While MRI remains the imaging modality of choice for the evaluation of spine infections, CT offers valuable diagnostic information and is an essential part of the preoperative workup. From a diagnostic standpoint, CT may help in the distinction between infection and tumor. For instance, infection generally results in vertebral body osteolysis, whereas tumor can be osteoblastic and may be more likely to involve the posterior elements.

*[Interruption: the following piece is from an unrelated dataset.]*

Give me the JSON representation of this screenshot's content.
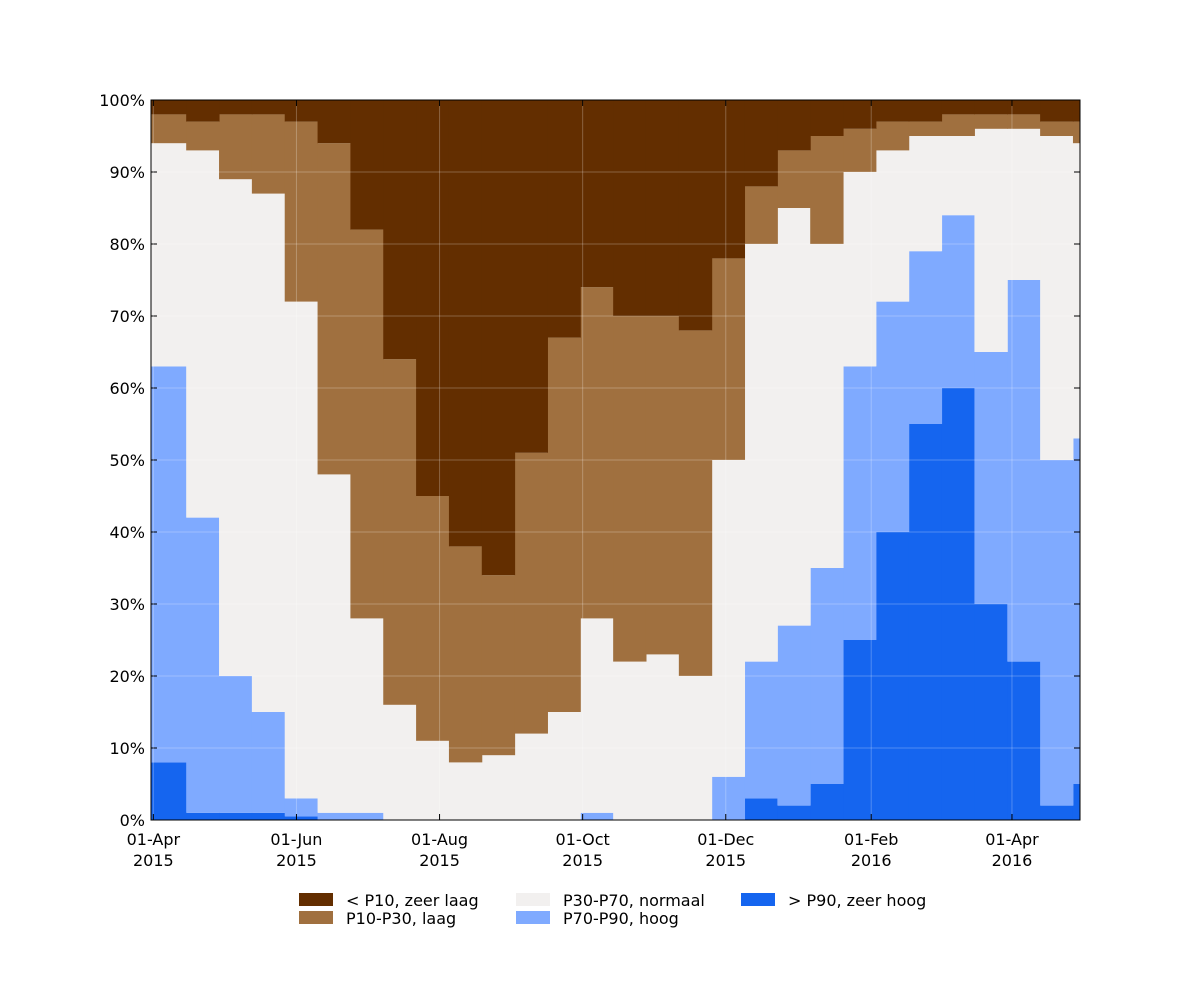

CT may additionally help in differentiating between pyogenic spondylitis and a granulomatous infection (e.g., tuberculosis or fungal infection). Granulomatous infections may exhibit radiographic traits similar to tumor such as pedicle invasion and associated soft tissue masses. Paraspinal calcifications and vertebral fragmentation are unique features of tuberculous infections that may also be seen on CT. Finally, in the setting of a concomitant neurologic deficit, CT myelogram can be obtained in patients with contraindications to undergoing MRI.
Lumbosacral Trauma
The spiral CT scan has become the standard for the initial radiologic evaluation of the polytraumatized patient. With the use of thin-section techniques and multiplanar reformatting, CT allows for a quick evaluation of the bony anatomy with high sensitivity in detecting fractures. Furthermore, as routine acquisition of CT imaging of the chest, abdomen, and pelvis is performed in the traumatic setting, reformatting of the existing data to specifically evaluate the spine can often be included and enhanced based on the current CT scan. This ultimately decreases overall radiation exposure and evaluation times.
In general, CT remains the diagnostic study of choice for detecting posteriorly displaced fracture fragments that may result in spinal cord compression (i.e., burst fractures) and for the evaluation of bony involvement of the posterior osseous structures ( Fig. 4 ). Misdiagnosis of burst from compression fractures can occur up to 25% of the time when relying solely on plain radiography. It is important to note, however, that the diagnosis of posterior ligamentous injury, which is crucial to injury management, is best ascertained with the use of MRI.